Le Grand prix de la littérature policière 2003 a été attribué à Laurent Martin pour "L'ivresse des Dieux":
En fait, moi c’est la grande liberté que les auteurs ont à écrire du polar, c’est-à-dire que c’est? je trouve que c’est l’un des genres dans lequel l’écrivain à le plus de possibilités. Il peut? il a des tas de façons d’utiliser sa langue, la forme, le style, en plus des idées qui sont véhiculées, c’est vraiment un genre très très libre, c’est ça qui m’intéresse dans le polar. La règle classique pour qu’elle soit encore mieux, encore plus classique il faut qu’elle soit de temps en temps cassée. Et moi, c’est ce que j’ai essayé de faire parce que j’ai utilisé donc pour un polar contemporain, à Marne la Vallée dans une ville nouvelle avec une sorte d’anti-héros j’ai utilisé un format très classique puisque que j’ai repris ce modèle de la tragédie grecque. Dans "l’Ivresse des Dieux", donc, qui est paru chez Gallimard j’ai repris ce modèle je l’ai développé et ça fonctionne assez bien puisqu’on a plusieurs points de vue, celui du héros, celui du ch?ur, celui du coryphée, comme dans une tragédie grecque, parce que le personnage vit une sorte de tragédie et que l’histoire que je racontais ça se rapprochait de la tragédie et c’est ça qui était intéressant. Mais en même temps ça reste du polar classique avec une enquête, avec un tueur avec des tas d’événements. Moi, je commence toujours par le personnage, jamais par l’histoire, toujours le personnage; je le développe avant de l’écrire et moi j’ai pris une sorte d’anti-flic puisque j’ai pris un policier municipal, c’est -à -dire quelqu’un qui a strictement aucun pouvoir, qui est dans sa ville, qui regarde les choses et qui à un moment donné de son histoire est intégré dans une enquête et qui va essayer de s’en sortir en quelque sorte.

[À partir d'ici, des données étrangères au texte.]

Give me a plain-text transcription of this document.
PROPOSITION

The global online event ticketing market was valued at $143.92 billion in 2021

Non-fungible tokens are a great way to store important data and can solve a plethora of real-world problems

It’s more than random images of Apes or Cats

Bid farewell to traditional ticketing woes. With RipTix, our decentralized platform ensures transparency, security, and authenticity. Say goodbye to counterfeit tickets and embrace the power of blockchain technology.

Son dernier roman offre un aperçu de la politique de la France en Afrique:
Le dernier roman ça s’appelle Or noir Peur blanche , c’est paru aux éditions Le Passage dans une collection qui s’appelle Polarchives. C’est une collection qui est intéressante parce que c’est une collection qui mêle l’histoire et l’enquête policière, et donc il y a une héroïne qu’on retrouve dans plusieurs numéros de cette collection qui enquête sur des événements historiques et moi, mon sujet c’est l’Afrique donc je pars du procès Elf qui s’est achevé en juillet de cette année et ? et à partir de cette enquête, à partir de ce personnage, donc, elle remonte une sorte de tabou qui est? qui sont les massacres coloniaux que la France a effectué dans les années soixante, dans certaines régions, notamment au Cameroun. C’est le point de départ et à partir de là il y a une enquête policière, il y a un meurtre, et il y a des tas de choses qui sont révélées plus ou moins. Les massacres, tout ce qui est historique, tout ce qui remonte avant le début de mon histoire est vrai. Et c’est seulement ce qui se passe après qui est en parti inventé, mais les massacres coloniaux, la façon dont ELF s’est occupé de l’Afrique, la façon dont les dirigeants français ont soutenu les dictateurs en Afrique, c’est totalement vrai.
Suspense, romance, actualité, fantaisie, il y en a pour tous les goûts dans le roman noir, d'ou vient, selon M. Martin son succès sans bornes:
Parce que c’est un genre donc qui s’intéresse un petit peu à la société, qui s’intéresse au monde et c’est un genre qui offre un très grand panel de possibilités à la fois stylistiques au niveau de l’écriture, au niveau des personnages présentés, au niveau des situations, c’est vraiment un genre extrêmement foisonnant et c’est pour ça que forcément quelque part quelqu’un va trouver son compte en lisant du polar.